Patients with chronic lymphocytic leukemia (CLL) are 7 times more likely to develop recurrent NMSC than patients without CLL who develop NMSC. A phase 3 trial demonstrated that oral nicotinamide reduced recurrent NMSC lesions by 23%, but it excluded patients with histories of other malignancies or immunosuppression.
At the 2023 National Comprehensive Cancer Network (NCCN) Annual Meeting, Deborah Stevens, recipient of an NCCN Young Investigator Award, presented a phase 2 trial currently enrolling patients with a history of CLL and NMSC. In the trial, patients will be 1:1 randomized to treatment with nicotinamide or placebo. A dermatologist will examine their skin at 6, 12, 18, and 24 months. At the end of month 12, patients in the placebo group will be switched to the treatment group and continue for 12 months.
The total number of lesions will be tallied for both groups at months 12 and 24. The target enrollment of 86 patients (43 per group) will provide sufficient power for statistical analysis. At the time of presentation, the trial had enrolled 11 patients.

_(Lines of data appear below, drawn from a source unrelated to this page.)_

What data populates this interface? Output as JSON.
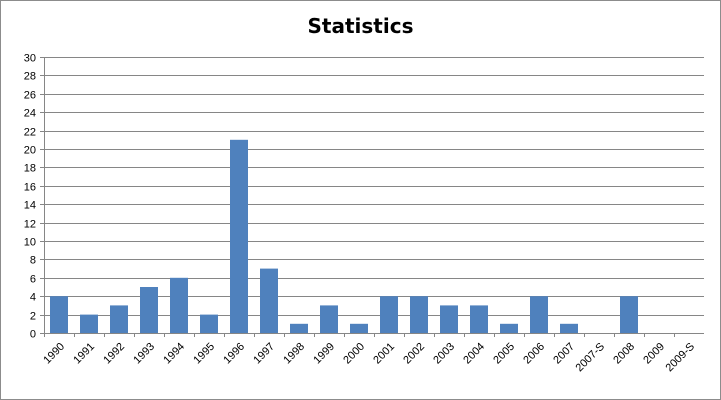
{
  "chart_data": {
    "type": "bar",
    "title": "Statistics",
    "xlabel": "",
    "ylabel": "",
    "categories": [
      "1990",
      "1991",
      "1992",
      "1993",
      "1994",
      "1995",
      "1996",
      "1997",
      "1998",
      "1999",
      "2000",
      "2001",
      "2002",
      "2003",
      "2004",
      "2005",
      "2006",
      "2007",
      "2007-S",
      "2008",
      "2009",
      "2009-S"
    ],
    "values": [
      4,
      2,
      3,
      5,
      6,
      2,
      21,
      7,
      1,
      3,
      1,
      4,
      4,
      3,
      3,
      1,
      4,
      1,
      0,
      4,
      0,
      0
    ],
    "ylim": [
      0,
      30
    ],
    "yticks": [
      "0",
      "2",
      "4",
      "6",
      "8",
      "10",
      "12",
      "14",
      "16",
      "18",
      "20",
      "22",
      "24",
      "26",
      "28",
      "30"
    ],
    "grid": true,
    "legend": "none",
    "bar_color": "#4f81bd",
    "gridline_color": "#868686"
  }
}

“Planned correlative studies include evaluation of T-cell exhaustion between treatment arms and analysis of B-human papilloma virus (B-HPV) subtypes in CLL cells via whole exome sequencing and skin cancer biopsy samples via polymerase chain reaction,” Stevens added.
The trial is currently in enrollment at Huntsman Cancer Institute, University of Utah (NCT04844528).
Stephens DM, Boucher K, Wada DA, et al. Non-melanoma skin cancer (NMSC) in patients with chronic lymphocytic leukemia (CLL): biology and prevention. Presented at the 2023 National Comprehensive Cancer Network Annual Meeting, Orlando, Florida, March 31-April 2, 2003.